Exercise 2
Objective
To build a Token recognizer for Java programs.
Overview
In Exercise 1 you developed an application that displayed the lexemes in
a Java program using Java.io.StreamTokenizer to separate the lexemes.
Unfortunately, there is no good way for StreamTokenizer to handle
multiple-character operators. So I am providing you with another class,
JavaLexemes, which you are to use to implement a new class that parses
Java compilation units into Tokens. (JavaLexemes is described
below.)
You are to write two public classes. The class that contains
main() will be called TestTokenizer. It will use the second
class you are to write, called JavaTokenizer, to print the sequence of
tokens that make up a Java program.
JavaLexemes
Class JavaLexemes has one constructor, which takes a BufferedReader as
an argument. Once the constructor has been called, the method
nextLexeme() is used to extract lexemes from the input stream.
The return value of nextLexeme() is an int, which will have one
of the following values, which are the names of public constants in
class JavaLexemes:
Value
| Meaning
|
LT_LEXEME
| The public String, theLexeme contains the next lexeme
in the input stream.
|
LT_EOF
| The input stream has been completely processed.
|
LT_EOL
| The end of an input line has been reached.
|
LT_SLASHSLASH
| A comment starting with // was found. The comment itself is in
theLexeme .
|
LT_SLASHASTER
| A comment starting with /* was found. The comment itself
(including any embedded newline characters) is in
theLexeme .
|
LT_SLASHDOC
| A comment starting with /** was found. The comment itself
(including any embedded newline characters) is in
theLexeme .
|
LT_LITERALSTR
| The public String, theLexeme contains a literal String
value.
|
LT_LITERALCHR
| The public String, theLexeme contains a literal
character value.
|
LT_UNTERMCOMM
| A comment was not terminated properly.
|
LT_UNTERMSTR
| A String literal was not terminated properly.
|
LT_UNTERMCHR
| A character literal was not terminated properly.
|
LT_INVALIDCHR
| The file contains a character that is not part of the Java
language outside of a String literal or comment.
|
LT_ERROR
| There was an internal error in nextLexeme(). (Indicates
a bug in my code!)
|
LT_NOTHING
| Defined, but not used.
|
Class JavaLexemes also provides a public int named lineNum
that tells which tells the current line number in the source file.

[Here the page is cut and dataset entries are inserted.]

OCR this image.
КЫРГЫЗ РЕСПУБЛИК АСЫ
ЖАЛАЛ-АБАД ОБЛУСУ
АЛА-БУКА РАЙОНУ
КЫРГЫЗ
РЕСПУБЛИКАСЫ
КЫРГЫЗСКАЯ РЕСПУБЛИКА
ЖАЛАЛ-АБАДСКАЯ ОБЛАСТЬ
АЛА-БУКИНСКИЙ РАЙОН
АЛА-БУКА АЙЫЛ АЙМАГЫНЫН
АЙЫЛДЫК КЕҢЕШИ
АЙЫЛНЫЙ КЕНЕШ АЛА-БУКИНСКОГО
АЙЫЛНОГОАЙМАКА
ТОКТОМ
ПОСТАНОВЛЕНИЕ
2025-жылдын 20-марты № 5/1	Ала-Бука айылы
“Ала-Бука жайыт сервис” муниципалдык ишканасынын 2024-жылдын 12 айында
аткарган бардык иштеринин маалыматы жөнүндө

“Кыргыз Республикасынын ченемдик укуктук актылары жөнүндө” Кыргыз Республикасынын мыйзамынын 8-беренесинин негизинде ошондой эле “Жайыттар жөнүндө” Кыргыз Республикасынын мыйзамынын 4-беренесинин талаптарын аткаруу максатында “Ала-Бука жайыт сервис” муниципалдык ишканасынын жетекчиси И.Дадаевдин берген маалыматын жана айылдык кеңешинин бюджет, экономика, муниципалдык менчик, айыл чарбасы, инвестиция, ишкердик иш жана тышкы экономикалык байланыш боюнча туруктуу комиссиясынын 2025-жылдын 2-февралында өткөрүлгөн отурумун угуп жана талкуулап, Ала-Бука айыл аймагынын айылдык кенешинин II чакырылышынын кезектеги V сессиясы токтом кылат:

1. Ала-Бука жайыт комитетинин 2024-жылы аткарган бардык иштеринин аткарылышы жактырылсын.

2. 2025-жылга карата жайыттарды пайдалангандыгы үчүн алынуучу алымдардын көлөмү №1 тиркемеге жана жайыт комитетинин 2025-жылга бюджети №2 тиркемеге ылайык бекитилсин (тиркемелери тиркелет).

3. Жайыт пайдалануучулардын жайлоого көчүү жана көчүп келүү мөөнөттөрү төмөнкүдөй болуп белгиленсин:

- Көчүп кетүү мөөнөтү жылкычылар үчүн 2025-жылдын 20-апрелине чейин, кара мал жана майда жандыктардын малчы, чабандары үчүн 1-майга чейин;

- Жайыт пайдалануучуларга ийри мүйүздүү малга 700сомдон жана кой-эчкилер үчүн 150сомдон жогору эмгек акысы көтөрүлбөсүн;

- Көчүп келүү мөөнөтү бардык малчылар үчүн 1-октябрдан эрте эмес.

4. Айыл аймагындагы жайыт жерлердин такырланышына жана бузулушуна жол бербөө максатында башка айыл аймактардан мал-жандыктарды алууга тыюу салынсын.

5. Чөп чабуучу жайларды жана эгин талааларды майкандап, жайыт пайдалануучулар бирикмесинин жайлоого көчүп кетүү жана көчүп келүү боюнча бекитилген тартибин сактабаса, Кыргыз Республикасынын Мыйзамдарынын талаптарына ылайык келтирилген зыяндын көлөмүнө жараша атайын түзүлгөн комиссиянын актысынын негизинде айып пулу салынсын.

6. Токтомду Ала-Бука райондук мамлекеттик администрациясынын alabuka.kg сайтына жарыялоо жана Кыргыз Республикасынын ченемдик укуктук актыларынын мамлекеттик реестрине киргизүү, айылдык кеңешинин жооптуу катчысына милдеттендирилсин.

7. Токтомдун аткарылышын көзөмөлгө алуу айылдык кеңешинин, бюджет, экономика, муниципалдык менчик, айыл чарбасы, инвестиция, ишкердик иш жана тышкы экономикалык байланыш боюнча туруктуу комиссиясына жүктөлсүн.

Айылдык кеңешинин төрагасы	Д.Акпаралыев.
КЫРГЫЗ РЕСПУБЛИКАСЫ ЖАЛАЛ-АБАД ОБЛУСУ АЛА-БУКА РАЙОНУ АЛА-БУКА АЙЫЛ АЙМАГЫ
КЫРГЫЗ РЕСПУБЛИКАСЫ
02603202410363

You can download a zip file containing JavaLexemes.class and a few
classes that it uses internally by clicking on the link below:
You can also download the source code for the Java program that I used
during the development of JavaLexemes from this link:
The first thing you should do is to make sure you can run the code I am
supplying. Set up a project directory, extract the class files from
JavaLexemes.zip into it, and copy TestJavaLexemes.java into it. Compile
TestJavaLexemes.java, and make sure the program works. If you give the
program the names of .java files on the command line, it will print each
lexeme in each source file, with line numbers. It can tell whether a
lexeme is a /* comment, a /** comment, a // comment, a string literal, a
character literal, or a "generic" lexeme and prints an inidcator of the
type of lexeme just before each one ( </*>, </**>,
<//>, <">, <'>, or <lex> ).
You don't actually have to extract the class files from the zip file.
Instead, you could give this command:
C:\> set CLASSPATH=.;JavaLexemes.zip
After this, java and javac will be able to find class
files that are located in either the current directory ( . ) or inside
JavaLexemes.zip.
Once you have verified that you can use my class, JavaLexemes
successfully, you can start working on the code for this exercise. To
get you started, I am supplying three source files:
- [ TestTokenizer.java ]
This is a "quick and dirty" program that creates a JavaTokenizer,
and prints each string returned by JavaTokenizer.next().
- [ JavaTokenizer.java ]
This is the outline for the class that converts lexemes into
tokens.
[ JavaToken.java ]
This is the class that defines the data type for the value
returned by JavaTokenizer.next().
If you compile and run the code I am supplying, it should print all the
lexemes in the source file you name on the command line. Your job is to
get it to print each token in the source file, including the type of
token and its value (if it has one.)
Be sure to document your code in proper javadoc style. I've started to
do this for you, but have not done a complete job. You can see the
documentation for JavaLexemes, JavaTokenizer, and JavaToken by clicking
on [ this link ].
I am offering extra credit for work that you do to implement the
equivalent of the JavaLexemes class that I supplied to you. Your code
must be carefully tested and documented, but it does not have to be
complete to receive partial credit. Two people may work together for
this project, but no more than that, and the extra credit will be split
between the two people submitting the code. Submit your code by
emailing your JavaLexemes.java file, inside a zip file, to me no later
than midnight, May 2 (our first class day after Spring Break). Tell me
how far you got in your email message so I'll know what to look for (and
what not to try!). A maximum of 10 points of extra credit are available
for this work. If two people work together, you can tell me how to
split the points if they are not to be split equally between you.